Da parte del Consiglio europeo
Concesso lo “status speciale” alla Gran Bretagna per farla rimanere agganciata alla Ue

 
Il premier britannico David Cameron iniziava il discorso alla Camera dei Comuni il 22 febbraio a Londra per illustrare la posizione del suo governo sull'accordo appena definito al vertice Ue di Bruxelles, che aveva concesso un “status speciale” alla Gran Bretagna per farla rimanere agganciata al sistema dell'euro e evitare la cosiddetta Brexit, con un “se vuoi guidare l'Europa devi starci dentro”. Come dire che la posizione in parte già defilata di Londra nelle vicende della Ue che viaggiano sull'asse Berlino-Parigi, qualche volta allargato a Roma, non poteva essere ulteriormente allentata.

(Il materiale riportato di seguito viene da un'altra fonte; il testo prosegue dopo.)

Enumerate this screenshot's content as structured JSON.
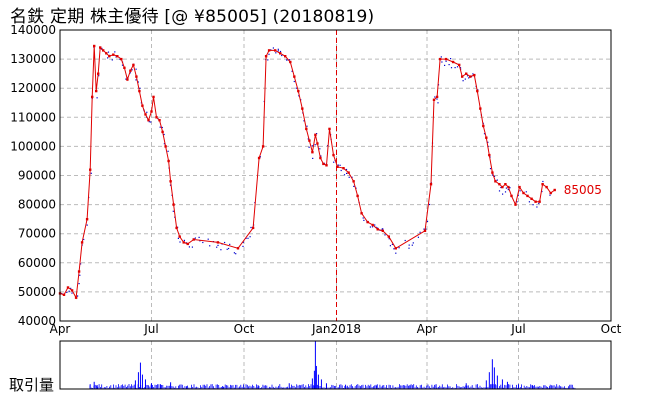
{
  "title": "名鉄 定期 株主優待  [@ ¥85005] (20180819)",
  "volume_label": "取引量",
  "colors": {
    "price_line": "#e00000",
    "marker_line": "#e00000",
    "scatter": "#0000cc",
    "volume": "#0000ff",
    "grid": "#bbbbbb",
    "frame": "#000000"
  },
  "chart_data": [
    {
      "type": "line",
      "title": "名鉄 定期 株主優待",
      "current_price_label": "85005",
      "xlabel": "",
      "ylabel": "",
      "ylim": [
        40000,
        140000
      ],
      "yticks": [
        40000,
        50000,
        60000,
        70000,
        80000,
        90000,
        100000,
        110000,
        120000,
        130000,
        140000
      ],
      "x_domain": [
        "2017-04-01",
        "2018-10-01"
      ],
      "xticks": [
        {
          "date": "2017-04-01",
          "label": "Apr"
        },
        {
          "date": "2017-07-01",
          "label": "Jul"
        },
        {
          "date": "2017-10-01",
          "label": "Oct"
        },
        {
          "date": "2018-01-01",
          "label": "Jan2018"
        },
        {
          "date": "2018-04-01",
          "label": "Apr"
        },
        {
          "date": "2018-07-01",
          "label": "Jul"
        },
        {
          "date": "2018-10-01",
          "label": "Oct"
        }
      ],
      "marker_line_date": "2018-01-01",
      "grid": true,
      "series": [
        {
          "points": [
            [
              "2017-04-01",
              49500
            ],
            [
              "2017-04-05",
              49000
            ],
            [
              "2017-04-09",
              51500
            ],
            [
              "2017-04-13",
              50500
            ],
            [
              "2017-04-17",
              48000
            ],
            [
              "2017-04-20",
              57000
            ],
            [
              "2017-04-23",
              67000
            ],
            [
              "2017-04-28",
              75000
            ],
            [
              "2017-05-01",
              92000
            ],
            [
              "2017-05-03",
              117000
            ],
            [
              "2017-05-05",
              134500
            ],
            [
              "2017-05-07",
              119000
            ],
            [
              "2017-05-09",
              125000
            ],
            [
              "2017-05-11",
              134000
            ],
            [
              "2017-05-14",
              133000
            ],
            [
              "2017-05-17",
              132000
            ],
            [
              "2017-05-20",
              131000
            ],
            [
              "2017-05-24",
              131500
            ],
            [
              "2017-05-28",
              131000
            ],
            [
              "2017-06-01",
              130000
            ],
            [
              "2017-06-04",
              127000
            ],
            [
              "2017-06-07",
              123000
            ],
            [
              "2017-06-10",
              126000
            ],
            [
              "2017-06-13",
              128000
            ],
            [
              "2017-06-16",
              124000
            ],
            [
              "2017-06-19",
              119000
            ],
            [
              "2017-06-22",
              114000
            ],
            [
              "2017-06-25",
              111000
            ],
            [
              "2017-06-28",
              109000
            ],
            [
              "2017-07-01",
              112000
            ],
            [
              "2017-07-03",
              117000
            ],
            [
              "2017-07-06",
              110000
            ],
            [
              "2017-07-09",
              109000
            ],
            [
              "2017-07-12",
              105000
            ],
            [
              "2017-07-15",
              100000
            ],
            [
              "2017-07-18",
              95000
            ],
            [
              "2017-07-20",
              88000
            ],
            [
              "2017-07-23",
              80000
            ],
            [
              "2017-07-26",
              72000
            ],
            [
              "2017-07-29",
              69000
            ],
            [
              "2017-08-02",
              67000
            ],
            [
              "2017-08-06",
              66500
            ],
            [
              "2017-08-12",
              68000
            ],
            [
              "2017-09-05",
              67000
            ],
            [
              "2017-09-25",
              65000
            ],
            [
              "2017-10-10",
              72000
            ],
            [
              "2017-10-16",
              96000
            ],
            [
              "2017-10-20",
              100000
            ],
            [
              "2017-10-23",
              131000
            ],
            [
              "2017-10-26",
              133000
            ],
            [
              "2017-11-01",
              133000
            ],
            [
              "2017-11-06",
              132000
            ],
            [
              "2017-11-11",
              131000
            ],
            [
              "2017-11-16",
              129000
            ],
            [
              "2017-11-20",
              124000
            ],
            [
              "2017-11-24",
              119000
            ],
            [
              "2017-11-28",
              113000
            ],
            [
              "2017-12-02",
              106000
            ],
            [
              "2017-12-05",
              102000
            ],
            [
              "2017-12-08",
              98000
            ],
            [
              "2017-12-11",
              104000
            ],
            [
              "2017-12-13",
              101000
            ],
            [
              "2017-12-16",
              96000
            ],
            [
              "2017-12-19",
              94000
            ],
            [
              "2017-12-22",
              93500
            ],
            [
              "2017-12-25",
              106000
            ],
            [
              "2017-12-29",
              97000
            ],
            [
              "2018-01-02",
              93000
            ],
            [
              "2018-01-08",
              92500
            ],
            [
              "2018-01-13",
              91000
            ],
            [
              "2018-01-18",
              88000
            ],
            [
              "2018-01-22",
              83000
            ],
            [
              "2018-01-26",
              77000
            ],
            [
              "2018-02-01",
              74000
            ],
            [
              "2018-02-06",
              73000
            ],
            [
              "2018-02-11",
              71500
            ],
            [
              "2018-02-16",
              71000
            ],
            [
              "2018-02-22",
              69000
            ],
            [
              "2018-03-01",
              65000
            ],
            [
              "2018-03-30",
              71000
            ],
            [
              "2018-04-05",
              87000
            ],
            [
              "2018-04-08",
              116000
            ],
            [
              "2018-04-11",
              117000
            ],
            [
              "2018-04-14",
              130000
            ],
            [
              "2018-04-20",
              130000
            ],
            [
              "2018-04-27",
              129000
            ],
            [
              "2018-05-03",
              128000
            ],
            [
              "2018-05-06",
              124000
            ],
            [
              "2018-05-10",
              125000
            ],
            [
              "2018-05-14",
              124000
            ],
            [
              "2018-05-18",
              124500
            ],
            [
              "2018-05-21",
              119000
            ],
            [
              "2018-05-24",
              113000
            ],
            [
              "2018-05-27",
              107000
            ],
            [
              "2018-05-30",
              103000
            ],
            [
              "2018-06-02",
              97000
            ],
            [
              "2018-06-05",
              91000
            ],
            [
              "2018-06-08",
              88000
            ],
            [
              "2018-06-12",
              87000
            ],
            [
              "2018-06-15",
              86000
            ],
            [
              "2018-06-18",
              87000
            ],
            [
              "2018-06-21",
              86000
            ],
            [
              "2018-06-24",
              83000
            ],
            [
              "2018-06-28",
              80000
            ],
            [
              "2018-07-02",
              86000
            ],
            [
              "2018-07-06",
              84000
            ],
            [
              "2018-07-10",
              83000
            ],
            [
              "2018-07-14",
              82000
            ],
            [
              "2018-07-18",
              81000
            ],
            [
              "2018-07-22",
              81000
            ],
            [
              "2018-07-25",
              87000
            ],
            [
              "2018-07-29",
              86000
            ],
            [
              "2018-08-02",
              84000
            ],
            [
              "2018-08-06",
              85005
            ]
          ]
        }
      ],
      "volume": {
        "ylim": [
          0,
          100
        ],
        "spikes": [
          {
            "date": "2017-05-01",
            "value": 10
          },
          {
            "date": "2017-05-05",
            "value": 15
          },
          {
            "date": "2017-05-08",
            "value": 8
          },
          {
            "date": "2017-06-15",
            "value": 18
          },
          {
            "date": "2017-06-18",
            "value": 35
          },
          {
            "date": "2017-06-20",
            "value": 55
          },
          {
            "date": "2017-06-22",
            "value": 30
          },
          {
            "date": "2017-06-25",
            "value": 20
          },
          {
            "date": "2017-07-01",
            "value": 12
          },
          {
            "date": "2017-07-10",
            "value": 10
          },
          {
            "date": "2017-07-20",
            "value": 14
          },
          {
            "date": "2017-08-05",
            "value": 6
          },
          {
            "date": "2017-09-10",
            "value": 5
          },
          {
            "date": "2017-10-15",
            "value": 8
          },
          {
            "date": "2017-11-15",
            "value": 12
          },
          {
            "date": "2017-12-08",
            "value": 22
          },
          {
            "date": "2017-12-10",
            "value": 38
          },
          {
            "date": "2017-12-11",
            "value": 100
          },
          {
            "date": "2017-12-12",
            "value": 48
          },
          {
            "date": "2017-12-14",
            "value": 30
          },
          {
            "date": "2017-12-17",
            "value": 20
          },
          {
            "date": "2017-12-22",
            "value": 12
          },
          {
            "date": "2018-01-10",
            "value": 9
          },
          {
            "date": "2018-02-10",
            "value": 7
          },
          {
            "date": "2018-03-15",
            "value": 8
          },
          {
            "date": "2018-04-10",
            "value": 10
          },
          {
            "date": "2018-05-10",
            "value": 12
          },
          {
            "date": "2018-05-30",
            "value": 18
          },
          {
            "date": "2018-06-02",
            "value": 35
          },
          {
            "date": "2018-06-05",
            "value": 62
          },
          {
            "date": "2018-06-07",
            "value": 45
          },
          {
            "date": "2018-06-10",
            "value": 28
          },
          {
            "date": "2018-06-15",
            "value": 20
          },
          {
            "date": "2018-06-20",
            "value": 15
          },
          {
            "date": "2018-07-01",
            "value": 10
          },
          {
            "date": "2018-07-15",
            "value": 8
          },
          {
            "date": "2018-08-01",
            "value": 6
          }
        ]
      }
    }
  ]
}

“Se invece vuoi essere guidato dall'Europa, sei libero di fare come la Norvegia”, che non appartiene all'Ue ma ne subisce le normative, affermava Cameron, “il Regno Unito è già un grande Paese ma può essere ancora più grande all'interno dell'Unione europea. La Brexit sarebbe un salto nel buio economico e minaccerebbe la nostra sicurezza economica e nazionale: in caso di uscita, l'Unione europea penserà prima a se stessa e agli accordi fra i suoi Paesi membri e solo secondariamente a un qualche patto con il Regno Unito”. Occorre rimanere in Europa per avere un ruolo da leader, cosa permessa dagli accordi definiti al vertice e che saranno la base per motivare la posizione pro Ue del governo nel referendum già convocato per il 23 giugno sulla permanenza del Regno Unito nell'Unione Europea.
L'intesa maturata il 19 febbraio a Bruxelles recepiva buona parte delle richieste avanzate dal governo di Londra e già discusse con le istituzioni europee. Secondo l'intesa la Gran Bretagna potrà attivare per 7 anni il cosiddetto “freno d'emergenza”, ovvero permettere l'accesso graduale, diluito in quattro anni, al sistema di welfare da parte dei cittadini comunitari. Cameron aveva chiesto un “freno d’emergenza” di 13 anni, non l'ha avuto; come non ha avuto il via libera al rimpatrio di chi non trovava lavoro in Gran Bretagna entro sei mesi.
Cameron otteneva che al momento della prossima revisione dei Trattati venga inserito un paragrafo in cui sia esplicitamente scritto che Londra è esentata dal concetto di “Unione sempre più stretta”, il principio su cui si fonda l'Europa a partire dal Trattato di Roma del 1957. Il testo dell'accordo finale, approvato all'unanimità, prevede fra le altre l'attuale grado di autonomia per banche, assicurazioni e istituzioni finanziarie inglesi rispetto le norme europee. Un'autonomia condizionata dai ripetuti richiami all’obbligo di rispettare le “condizioni di parità nel mercato interno” per non concedere altri vantaggi alla finanza inglese che dovrà inoltre rispondere alle authority europee di controllo.
“Ho negoziato un accordo per dare al Regno Unito uno speciale status nella Ue” esultava Cameron, “ora posso raccomandare di votare per la permanenza della Gran Bretagna nella Ue” nel referendum del 23 giugno. Certo l'intesa di Londra con Bruxelles contiene una serie di “vittorie simboliche”, come quella dei risibili risparmi sul bilancio statale ottenuti dai tagli sul welfare, che però peseranno sui lavoratori stranieri, o come la conferma che l'imperialismo britannico vuole mantenere una sua autonomia e non intende ancora far parte di un'Unione “sempre più stretta”. Tanto serve ora a Cameron per sbandierare i successi e affermare che “lasciare l'Europa minaccerebbe la nostra sicurezza economica e nazionale” per superare intanto lo scoglio del 23 giugno.